In 1962, when the popular jazz vocal group of Lambert, Hendricks & Ross became -- overnight -- Lambert, Hendricks & Moss, many fans assumed it was a typographical error. But Moss it was, for Anne Marie Moss had temporarily replaced Annie Ross, who was ill with pneumonia.

Moss' introduction to the three singers had occurred a year or so earlier during a package tour of the states. Moss was with fellow Canadian Maynard Ferguson's band and one day on the bus happened to be sitting next to Ross. Moss was scat singing to herself.

"Gee, I didn't know you did that," said Ross to Moss. "Oh, sure," replied Moss. Scatting and "running the changes" being part and parcel of the trio's attack, Moss got the call to sub for Ross a few months later.
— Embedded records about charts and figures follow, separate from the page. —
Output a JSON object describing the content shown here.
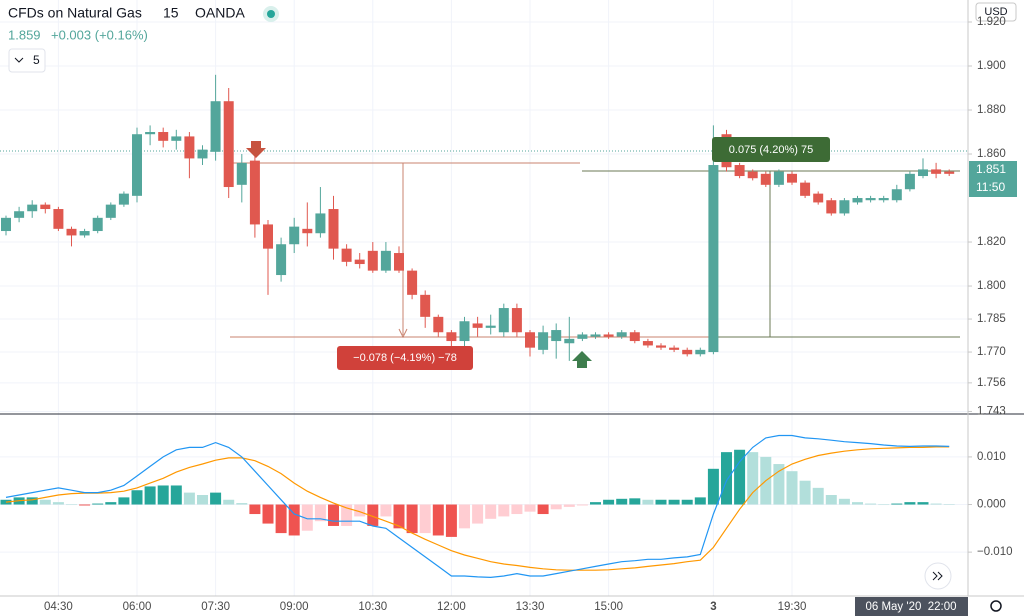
{
  "header": {
    "symbol": "CFDs on Natural Gas",
    "interval": "15",
    "exchange": "OANDA",
    "last": "1.859",
    "change": "+0.003 (+0.16%)",
    "interval_selector": "5",
    "currency": "USD"
  },
  "price_label": 1.851,
  "countdown": "11:50",
  "crosshair_time": "06 May '20  22:00",
  "measure_down": "−0.078 (−4.19%) −78",
  "measure_up": "0.075 (4.20%) 75",
  "chart_data": [
    {
      "type": "candlestick",
      "up_color": "#53a69b",
      "down_color": "#e0584f",
      "grid": true,
      "categories": [
        null,
        null,
        null,
        null,
        "04:30",
        null,
        null,
        null,
        null,
        null,
        "06:00",
        null,
        null,
        null,
        null,
        null,
        "07:30",
        null,
        null,
        null,
        null,
        null,
        "09:00",
        null,
        null,
        null,
        null,
        null,
        "10:30",
        null,
        null,
        null,
        null,
        null,
        "12:00",
        null,
        null,
        null,
        null,
        null,
        "13:30",
        null,
        null,
        null,
        null,
        null,
        "15:00",
        null,
        null,
        null,
        null,
        null,
        null,
        null,
        "3",
        null,
        null,
        null,
        null,
        null,
        "19:30",
        null,
        null,
        null,
        null,
        null,
        null,
        null,
        null,
        null,
        null,
        null,
        null
      ],
      "open": [
        1.825,
        1.831,
        1.834,
        1.837,
        1.835,
        1.826,
        1.823,
        1.825,
        1.831,
        1.837,
        1.841,
        1.869,
        1.87,
        1.866,
        1.868,
        1.858,
        1.861,
        1.884,
        1.846,
        1.857,
        1.828,
        1.805,
        1.819,
        1.826,
        1.824,
        1.835,
        1.817,
        1.812,
        1.816,
        1.807,
        1.815,
        1.807,
        1.796,
        1.786,
        1.779,
        1.775,
        1.783,
        1.781,
        1.779,
        1.79,
        1.779,
        1.771,
        1.775,
        1.774,
        1.776,
        1.777,
        1.778,
        1.777,
        1.779,
        1.775,
        1.773,
        1.772,
        1.771,
        1.769,
        1.77,
        1.869,
        1.855,
        1.852,
        1.851,
        1.846,
        1.851,
        1.847,
        1.842,
        1.839,
        1.833,
        1.838,
        1.839,
        1.839,
        1.839,
        1.844,
        1.85,
        1.853,
        1.852
      ],
      "high": [
        1.832,
        1.836,
        1.839,
        1.838,
        1.836,
        1.827,
        1.826,
        1.832,
        1.838,
        1.843,
        1.872,
        1.873,
        1.872,
        1.871,
        1.87,
        1.864,
        1.896,
        1.89,
        1.86,
        1.86,
        1.83,
        1.822,
        1.831,
        1.838,
        1.845,
        1.841,
        1.819,
        1.815,
        1.82,
        1.82,
        1.818,
        1.808,
        1.798,
        1.787,
        1.78,
        1.786,
        1.786,
        1.787,
        1.792,
        1.792,
        1.78,
        1.782,
        1.783,
        1.786,
        1.779,
        1.779,
        1.779,
        1.78,
        1.78,
        1.776,
        1.774,
        1.773,
        1.772,
        1.772,
        1.873,
        1.871,
        1.856,
        1.853,
        1.852,
        1.853,
        1.852,
        1.848,
        1.843,
        1.84,
        1.84,
        1.841,
        1.841,
        1.841,
        1.846,
        1.852,
        1.858,
        1.856,
        1.853
      ],
      "low": [
        1.823,
        1.829,
        1.831,
        1.833,
        1.825,
        1.818,
        1.822,
        1.824,
        1.83,
        1.836,
        1.838,
        1.864,
        1.863,
        1.862,
        1.849,
        1.855,
        1.857,
        1.84,
        1.838,
        1.822,
        1.796,
        1.802,
        1.815,
        1.818,
        1.822,
        1.812,
        1.809,
        1.808,
        1.806,
        1.806,
        1.806,
        1.794,
        1.781,
        1.777,
        1.77,
        1.772,
        1.777,
        1.778,
        1.777,
        1.777,
        1.768,
        1.769,
        1.767,
        1.766,
        1.775,
        1.776,
        1.776,
        1.776,
        1.774,
        1.772,
        1.771,
        1.77,
        1.768,
        1.768,
        1.769,
        1.852,
        1.849,
        1.848,
        1.845,
        1.845,
        1.846,
        1.84,
        1.837,
        1.832,
        1.832,
        1.837,
        1.838,
        1.838,
        1.838,
        1.843,
        1.849,
        1.849,
        1.85
      ],
      "close": [
        1.831,
        1.834,
        1.837,
        1.835,
        1.826,
        1.823,
        1.825,
        1.831,
        1.837,
        1.842,
        1.869,
        1.87,
        1.866,
        1.868,
        1.858,
        1.862,
        1.884,
        1.845,
        1.856,
        1.828,
        1.817,
        1.819,
        1.827,
        1.824,
        1.833,
        1.817,
        1.811,
        1.81,
        1.807,
        1.816,
        1.807,
        1.796,
        1.786,
        1.779,
        1.775,
        1.784,
        1.781,
        1.782,
        1.79,
        1.779,
        1.772,
        1.779,
        1.78,
        1.776,
        1.778,
        1.778,
        1.777,
        1.779,
        1.775,
        1.773,
        1.772,
        1.771,
        1.769,
        1.771,
        1.855,
        1.854,
        1.85,
        1.849,
        1.846,
        1.852,
        1.847,
        1.841,
        1.838,
        1.833,
        1.839,
        1.84,
        1.84,
        1.84,
        1.844,
        1.851,
        1.853,
        1.851,
        1.851
      ],
      "ylim": [
        1.7423,
        1.93
      ],
      "yticks": [
        {
          "value": 1.92,
          "label": "1.920"
        },
        {
          "value": 1.9,
          "label": "1.900"
        },
        {
          "value": 1.88,
          "label": "1.880"
        },
        {
          "value": 1.86,
          "label": "1.860"
        },
        {
          "value": 1.82,
          "label": "1.820"
        },
        {
          "value": 1.8,
          "label": "1.800"
        },
        1.785,
        {
          "value": 1.77,
          "label": "1.770"
        },
        1.756,
        1.743
      ]
    },
    {
      "type": "macd",
      "grid": true,
      "hist_colors": [
        "#26a69a",
        "#b2dfdb",
        "#ef5350",
        "#ffcdd2"
      ],
      "macd_color": "#2196f3",
      "signal_color": "#ff9800",
      "histogram": [
        0.001,
        0.0015,
        0.0015,
        0.001,
        0.0005,
        0,
        -0.0002,
        0.0002,
        0.0005,
        0.0015,
        0.003,
        0.0038,
        0.004,
        0.004,
        0.0025,
        0.002,
        0.0025,
        0.001,
        0.0003,
        -0.002,
        -0.004,
        -0.006,
        -0.0065,
        -0.0055,
        -0.0035,
        -0.0045,
        -0.0045,
        -0.0025,
        -0.0045,
        -0.0025,
        -0.005,
        -0.006,
        -0.006,
        -0.0065,
        -0.0068,
        -0.005,
        -0.004,
        -0.003,
        -0.0025,
        -0.002,
        -0.0015,
        -0.002,
        -0.001,
        -0.0005,
        -0.0002,
        0.0005,
        0.001,
        0.0012,
        0.0013,
        0.001,
        0.001,
        0.001,
        0.001,
        0.0015,
        0.0075,
        0.011,
        0.0115,
        0.011,
        0.01,
        0.0085,
        0.007,
        0.005,
        0.0035,
        0.002,
        0.0012,
        0.0005,
        0.0002,
        0,
        0.0002,
        0.0005,
        0.0005,
        0.0002,
        0.0001
      ],
      "macd": [
        0.0015,
        0.002,
        0.0025,
        0.003,
        0.0035,
        0.003,
        0.0025,
        0.0025,
        0.003,
        0.004,
        0.006,
        0.008,
        0.01,
        0.0115,
        0.012,
        0.012,
        0.013,
        0.012,
        0.01,
        0.007,
        0.004,
        0.001,
        -0.002,
        -0.003,
        -0.003,
        -0.0035,
        -0.0035,
        -0.0035,
        -0.0045,
        -0.005,
        -0.007,
        -0.009,
        -0.011,
        -0.013,
        -0.015,
        -0.015,
        -0.0152,
        -0.0153,
        -0.015,
        -0.0145,
        -0.015,
        -0.015,
        -0.0145,
        -0.014,
        -0.0135,
        -0.013,
        -0.0125,
        -0.012,
        -0.0118,
        -0.0115,
        -0.0115,
        -0.0112,
        -0.011,
        -0.0105,
        -0.002,
        0.005,
        0.009,
        0.012,
        0.014,
        0.0145,
        0.0145,
        0.014,
        0.0138,
        0.0135,
        0.0132,
        0.013,
        0.0128,
        0.0125,
        0.0123,
        0.0122,
        0.0123,
        0.0123,
        0.0122
      ],
      "signal": [
        0.0005,
        0.0008,
        0.001,
        0.0015,
        0.002,
        0.0023,
        0.0024,
        0.0024,
        0.0025,
        0.0028,
        0.0035,
        0.0045,
        0.0055,
        0.0068,
        0.0078,
        0.0085,
        0.0093,
        0.0098,
        0.0098,
        0.0092,
        0.008,
        0.0065,
        0.0045,
        0.0028,
        0.0015,
        0.0003,
        -0.0007,
        -0.0015,
        -0.0025,
        -0.0035,
        -0.0045,
        -0.006,
        -0.0073,
        -0.0085,
        -0.0097,
        -0.0106,
        -0.0113,
        -0.012,
        -0.0125,
        -0.0128,
        -0.0132,
        -0.0135,
        -0.0137,
        -0.0138,
        -0.0138,
        -0.0138,
        -0.0137,
        -0.0135,
        -0.0133,
        -0.013,
        -0.0127,
        -0.0124,
        -0.012,
        -0.0117,
        -0.009,
        -0.005,
        -0.001,
        0.0025,
        0.005,
        0.007,
        0.0085,
        0.0095,
        0.0103,
        0.0108,
        0.0112,
        0.0115,
        0.0117,
        0.0118,
        0.0119,
        0.012,
        0.012,
        0.0121,
        0.0121
      ],
      "ylim": [
        -0.019,
        0.0188
      ],
      "yticks": [
        {
          "value": 0.01,
          "label": "0.010"
        },
        {
          "value": 0,
          "label": "0.000"
        },
        {
          "value": -0.01,
          "label": "−0.010"
        }
      ]
    }
  ]
}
Moss, currently with Armen Donelian at the piano and Steve Novosel on bass, opened Tuesday at Cates, where she'll be performing until Oct. 19. Jon Hendricks, who had just finished his three-week booking there on Saturday, stayed over to catch Moss' opening.

"He called to let me know how to turn off the smoke alarm and to tell me they left all kinds of goodies in the fridge in the apartment where Cates lodges its performers ," says Moss. "It's like a family with somebody going away and somebody else coming in and that's what it was like when I was with Dave Lambert and Jon Hendricks, like a family."

The first time Moss sang with Hendricks and the late Dave Lambert was at Washington's Howard Theater, and she remembers it well.

"You have to understand that I was a young girl and I was trying to learn something that had a million lyrics," she says. "Jon and Dave only gave me the tape the day before, and they'd say, 'Everything's going to be fine -- you're a musician and you'll just climb into it.' When I was on stage the memory of the lyrics was as clear as a bell, and when I came off I would forget them."

A versatile vocalist who has worked in the context of big and medium-sized bands, small combos and even symphonies, Moss is busy these days with nightclub work, clinics and concerts on college campuses, and private students in her New York studio. Boasting a four-octave vocal range, she has recorded with many groups during the past quarter century. But Stash Records was the first to release an album under her own name: 1981's "Don't You Know Me?" She has a new album due early next year.

Moss, who was raised in Toronto, was introduced to jazz while sitting on the stairs in her pajamas listening when her older brother put his Nat (King) Cole and Jazz at the Philharmonic records on the turntable. She got her early vocal training -- "from when I was a little girl up to my teens" -- singing in church.

"Count Basie once asked me, 'Where did you get that vocal flexibility?' I said, 'Have you ever heard Gregorian chant?' That's what I was singing in the St. Helen's choir.

"Students come to me and say, 'Will you teach me to scat?' And I say, 'I can't teach you to scat. I could teach you physically, but if you don't have the ears, you just can't, period.' There's a lot of singers that are scatting that I feel like putting my fingers over my ears and walking out of the room.

"I do not object to being an individualist as a vocalist, it's my thing. What I object to is that these young people forget that they can use the lyric as well and just sing beautiful melodies. Instead, they sometimes take them and twist them around into a mass of noise. That's why, when I heard fellow Canadian Jane Siberry, I liked her voice very much and I thought she did some really interesting things. She kept my attention and my attention is very hard to keep."